Apple Bangun Pusat Data di China Untuk Pertama Kalinya

Perusahaan Apple bangun pusat data di China untuk mempercepat layanan seperti iCloud dan juga untuk mematuhi undang-undang yang mewajibkan perusahaan global untuk menyimpan informasi di dalam negeri tersebut.

Bejagadget.com – Dalam upaya mempercepat layanannya seperti iCloud untuk pengguna di negeri China, perusahaan raksasa Apple dikabarkan akan mendirikan pusat data di China untuk pertama kalinya. Apple mengatakan jika fasilitas barunya tersebut akan sepenuhnya didorong oleh energi terbarukan.

Selain untuk mempercepat layanannya, Apple juga mengatakan alasan mereka memindahkan informasi pengguna China yang sekarang masih disimpan di tempat lain itu untuk mematuhi undang-undang negeri tersebut yang mewajibkan perusahaan global untuk menyimpan informasi di dalam negeri.

Dalam sebuah pernyataan, Apple menjelaskan bahwa fasilitas pusat data barunya itu akan dibangun dan dijalankan dalam kemitraan dengan Guizhou di Cloud Big Data. Dalam beberapa bulan mendatang, Apple mengatakan bahwa mereka akan memindahkan informasi pengguna China yang sekarang disimpan di tempat lain ke fasilitas baru.

Pusat data sebagian akan didorong oleh langkah-langkah baru yang memperkuat kontrol atas pengumpulan dan pergerakan data pengguna China. Selain itu, pusat data ini juga dapat memberikan akses untuk pemerintah. Ini akan menjadi pertama kalinya untuk perusahaan teknologi asing. Memaksa perusahaan untuk menyimpan informasi di dalam negeri memang membuat beberapa perusahaan asing memanfaatkan layanan komputasi awan dengan kapasitas server lokal yang lebih banyak.

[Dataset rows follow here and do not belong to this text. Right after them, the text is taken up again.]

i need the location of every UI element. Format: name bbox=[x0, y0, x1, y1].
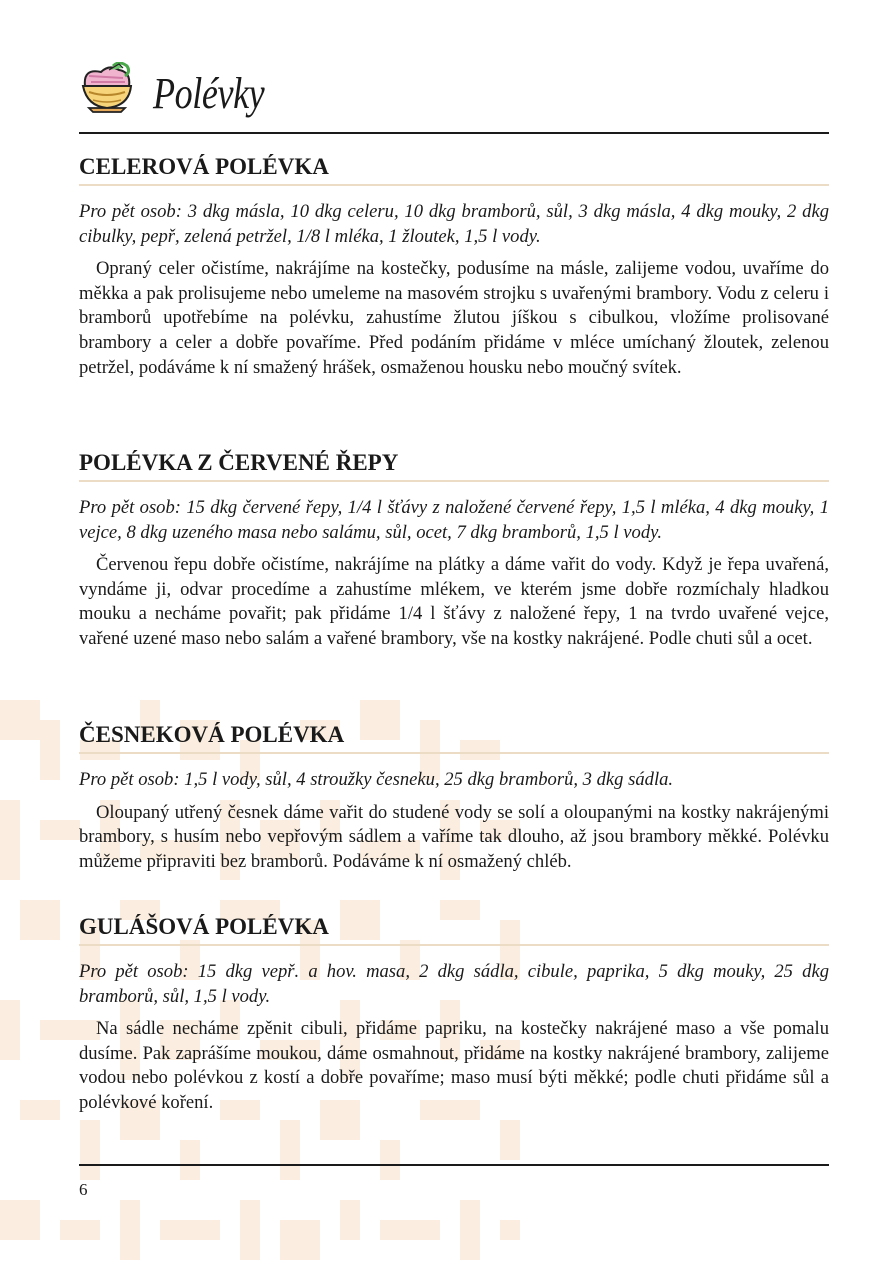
recipe-section bbox=[79, 152, 829, 380]
recipe-instructions: Červenou řepu dobře očistíme, nakrájíme na plátky a dáme vařit do vody. Když je řepa uvařená, vyndáme ji, odvar procedíme a zahustíme mlékem, ve kterém jsme dobře rozmíchaly hladkou mouku a necháme povařit; pak přidáme 1/4 l šťávy z naložené řepy, 1 na tvrdo uvařené vejce, vařené uzené maso nebo salám a vařené brambory, vše na kostky nakrájené. Podle chuti sůl a ocet. bbox=[79, 554, 829, 649]
chapter-title: Polévky bbox=[153, 69, 265, 118]
recipe-title: GULÁŠOVÁ POLÉVKA bbox=[79, 912, 829, 946]
recipe-title: ČESNEKOVÁ POLÉVKA bbox=[79, 720, 829, 754]
recipe-title: CELEROVÁ POLÉVKA bbox=[79, 152, 829, 186]
recipe-instructions: Na sádle necháme zpěnit cibuli, přidáme papriku, na kostečky nakrájené maso a vše pomalu dusíme. Pak zaprášíme moukou, dáme osmahnout, přidáme na kostky nakrájené brambory, zalijeme vodou nebo polévkou z kostí a dobře povaříme; maso musí býti měkké; podle chuti přidáme sůl a polévkové koření. bbox=[79, 1018, 829, 1113]
recipe-instructions: Opraný celer očistíme, nakrájíme na kostečky, podusíme na másle, zalijeme vodou, uvaříme do měkka a pak prolisujeme nebo umeleme na masovém strojku s uvařenými brambory. Vodu z celeru i bramborů upotřebíme na polévku, zahustíme žlutou jíškou s cibulkou, vložíme prolisované brambory a celer a dobře povaříme. Před podáním přidáme v mléce umíchaný žloutek, zelenou petržel, podáváme k ní smažený hrášek, osmaženou housku nebo moučný svítek. bbox=[79, 258, 829, 378]
cookbook-page bbox=[79, 0, 829, 1261]
recipe-instructions: Oloupaný utřený česnek dáme vařit do studené vody se solí a oloupanými na kostky nakrájenými brambory, s husím nebo vepřovým sádlem a vaříme tak dlouho, až jsou brambory měkké. Polévku můžeme připraviti bez bramborů. Podáváme k ní osmažený chléb. bbox=[79, 801, 829, 872]
recipe-ingredients: Pro pět osob: 15 dkg vepř. a hov. masa, 2 dkg sádla, cibule, paprika, 5 dkg mouky, 25 dkg bramborů, sůl, 1,5 l vody. bbox=[79, 961, 829, 1007]
recipe-ingredients: Pro pět osob: 15 dkg červené řepy, 1/4 l šťávy z naložené červené řepy, 1,5 l mléka, 4 dkg mouky, 1 vejce, 8 dkg uzeného masa nebo salámu, sůl, ocet, 7 dkg bramborů, 1,5 l vody. bbox=[79, 497, 829, 543]
page-footer bbox=[79, 1164, 829, 1199]
recipe-ingredients: Pro pět osob: 1,5 l vody, sůl, 4 stroužky česneku, 25 dkg bramborů, 3 dkg sádla. bbox=[79, 769, 674, 790]
recipe-ingredients: Pro pět osob: 3 dkg másla, 10 dkg celeru, 10 dkg bramborů, sůl, 3 dkg másla, 4 dkg mouky, 2 dkg cibulky, pepř, zelená petržel, 1/8 l mléka, 1 žloutek, 1,5 l vody. bbox=[79, 201, 829, 247]
chapter-header bbox=[79, 60, 829, 134]
recipe-section bbox=[79, 448, 829, 652]
recipe-title: POLÉVKA Z ČERVENÉ ŘEPY bbox=[79, 448, 829, 482]
soup-bowl-icon bbox=[79, 62, 135, 114]
recipe-section bbox=[79, 912, 829, 1116]
recipe-section bbox=[79, 720, 829, 874]
page-number: 6 bbox=[79, 1180, 88, 1199]
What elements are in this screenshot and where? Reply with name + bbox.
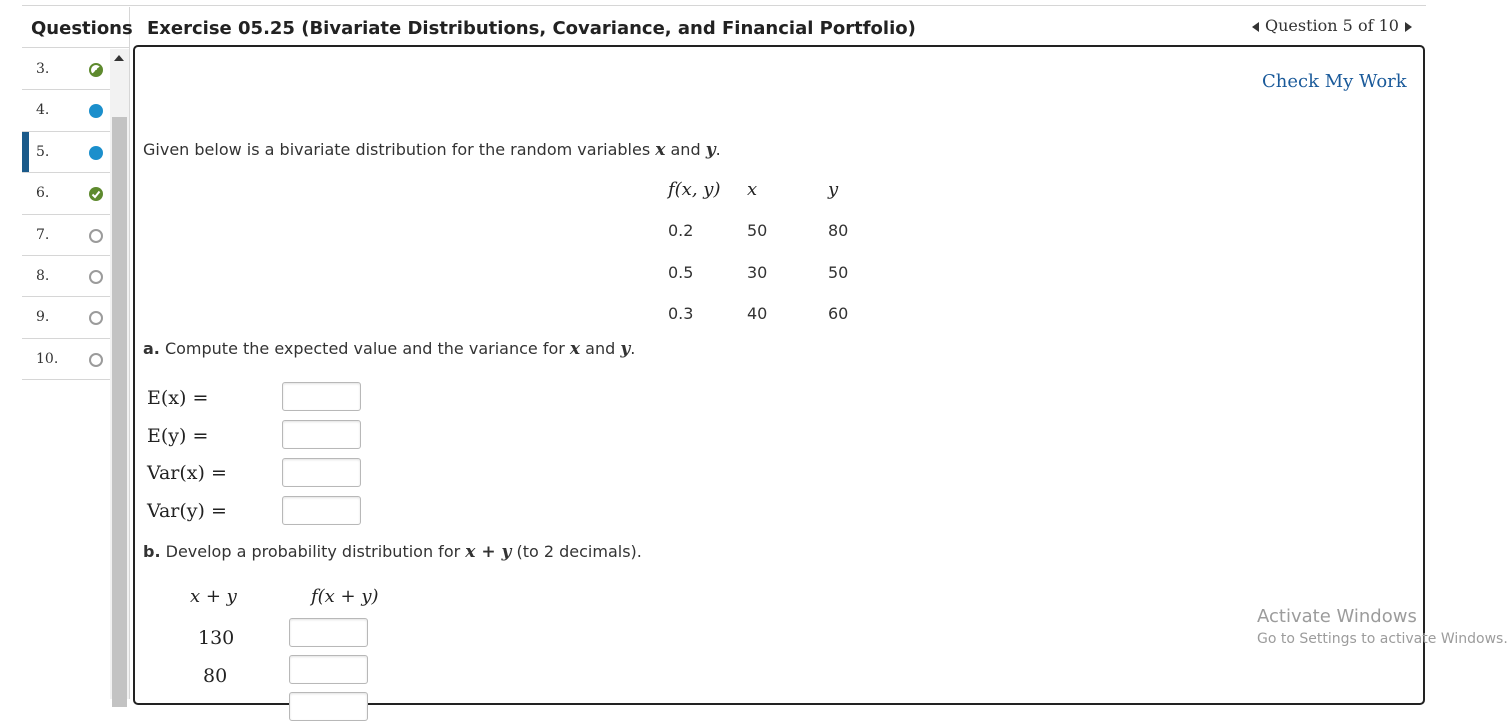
var-y: y — [620, 339, 631, 359]
table-header-y: y — [828, 179, 839, 200]
part-a-text: . — [630, 339, 636, 358]
var-x: x — [569, 339, 581, 359]
check-status-icon — [89, 187, 103, 201]
table-cell: 50 — [828, 263, 849, 282]
intro-text-part: . — [715, 140, 721, 159]
sum-value: 130 — [198, 627, 235, 649]
varx-input[interactable] — [282, 458, 361, 487]
table-cell: 0.2 — [668, 221, 694, 240]
vary-input[interactable] — [282, 496, 361, 525]
ey-input[interactable] — [282, 420, 361, 449]
table-header-fxy: f(x, y) — [668, 179, 721, 200]
question-item-7[interactable] — [22, 215, 110, 256]
question-item-10[interactable] — [22, 339, 110, 380]
answered-status-icon — [89, 146, 103, 160]
unanswered-status-icon — [89, 353, 103, 367]
question-item-5[interactable] — [22, 132, 110, 173]
unanswered-status-icon — [89, 229, 103, 243]
question-number: 5. — [36, 143, 50, 160]
intro-text-part: Given below is a bivariate distribution for the random variables — [143, 140, 656, 159]
answered-status-icon — [89, 104, 103, 118]
table-cell: 0.5 — [668, 263, 694, 282]
probability-input[interactable] — [289, 692, 368, 721]
previous-question-icon[interactable] — [1252, 22, 1259, 32]
question-navigator — [1252, 16, 1412, 35]
sum-value: 80 — [203, 665, 228, 687]
vary-label: Var(y) = — [147, 500, 227, 522]
question-number: 9. — [36, 309, 50, 326]
intro-text — [143, 140, 721, 160]
var-x: x — [655, 140, 666, 160]
table-cell: 40 — [747, 304, 768, 323]
table-cell: 80 — [828, 221, 849, 240]
questions-panel — [22, 7, 133, 699]
part-b-text: Develop a probability distribution for — [160, 542, 466, 561]
question-list-scrollbar[interactable] — [110, 49, 129, 699]
question-item-8[interactable] — [22, 256, 110, 297]
intro-text-part: and — [665, 140, 706, 159]
question-list — [22, 49, 110, 380]
question-item-6[interactable] — [22, 173, 110, 214]
part-b-text: (to 2 decimals). — [511, 542, 642, 561]
next-question-icon[interactable] — [1405, 22, 1412, 32]
ey-label: E(y) = — [147, 425, 209, 447]
probability-input[interactable] — [289, 618, 368, 647]
part-a-text: and — [580, 339, 621, 358]
question-number: 6. — [36, 185, 50, 202]
part-a-text: Compute the expected value and the variance for — [159, 339, 570, 358]
table-header-x: x — [747, 179, 758, 200]
table-cell: 30 — [747, 263, 768, 282]
part-b-prompt — [143, 542, 642, 562]
var-y: y — [705, 140, 716, 160]
probability-column-header: f(x + y) — [311, 586, 379, 607]
table-cell: 0.3 — [668, 304, 694, 323]
scrollbar-thumb[interactable] — [112, 117, 127, 707]
part-a-prompt — [143, 339, 635, 359]
part-b-letter: b. — [143, 542, 161, 561]
question-number: 4. — [36, 102, 50, 119]
table-cell: 50 — [747, 221, 768, 240]
question-position: Question 5 of 10 — [1265, 16, 1399, 35]
unanswered-status-icon — [89, 311, 103, 325]
check-my-work-link[interactable]: Check My Work — [1262, 71, 1407, 92]
top-divider — [22, 5, 1426, 6]
sum-column-header: x + y — [190, 586, 237, 607]
probability-input[interactable] — [289, 655, 368, 684]
part-a-letter: a. — [143, 339, 160, 358]
ex-label: E(x) = — [147, 387, 209, 409]
partial-status-icon — [89, 63, 103, 77]
question-number: 3. — [36, 61, 50, 77]
questions-heading: Questions — [22, 7, 129, 48]
activate-windows-title: Activate Windows — [1257, 606, 1417, 627]
question-item-9[interactable] — [22, 297, 110, 338]
sum-expression: x + y — [465, 542, 512, 562]
activate-windows-subtitle: Go to Settings to activate Windows. — [1257, 631, 1508, 647]
varx-label: Var(x) = — [147, 462, 227, 484]
ex-input[interactable] — [282, 382, 361, 411]
question-item-4[interactable] — [22, 90, 110, 131]
exercise-title: Exercise 05.25 (Bivariate Distributions, Covariance, and Financial Portfolio) — [147, 18, 916, 39]
question-item-3[interactable] — [22, 49, 110, 90]
table-cell: 60 — [828, 304, 849, 323]
question-number: 8. — [36, 267, 50, 284]
unanswered-status-icon — [89, 270, 103, 284]
scroll-up-arrow-icon[interactable] — [114, 55, 124, 61]
question-number: 7. — [36, 226, 50, 243]
question-number: 10. — [36, 350, 59, 367]
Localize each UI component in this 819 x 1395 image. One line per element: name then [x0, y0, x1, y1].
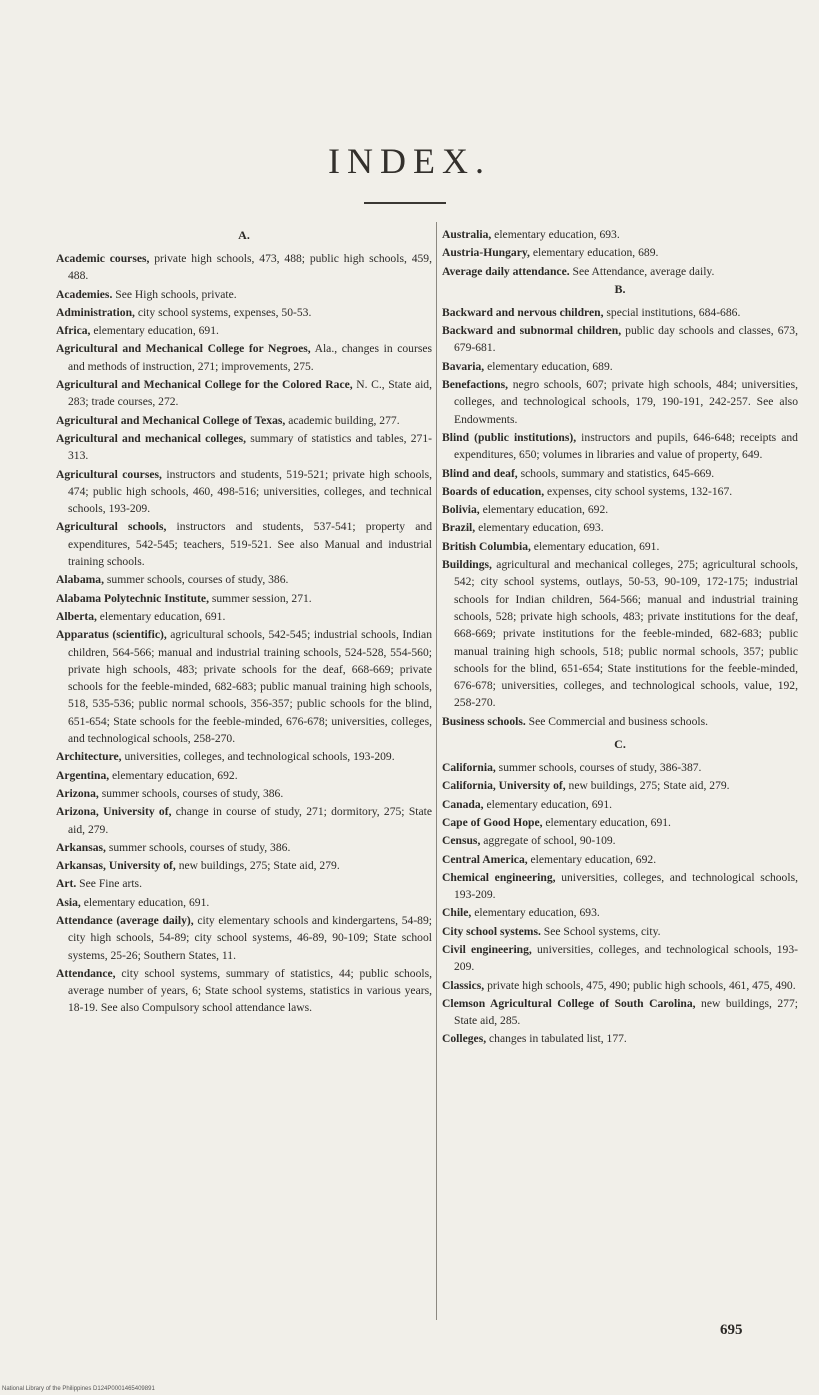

“Penambahan pusat data ini akan memungkinkan kami memperbaiki kecepatan dan keandalan produk dan layanan kami sambil mematuhi peraturan yang baru dikeluarkan,” kata perusahaan tersebut dalam sebuah pernyataannya. “Apple memiliki perlindungan privasi dan keamanan data yang kuat dan tidak ada backdoor yang akan dibuat ke dalam sistem kami.”

Sebelumnya, Mitra Apple yang didirikan oleh pemerintah Guizhou itu juga telah mulai mempromosikan provinsi pusat pegunungan layanan tersebut sebagai ibukota data center di negara tersebut.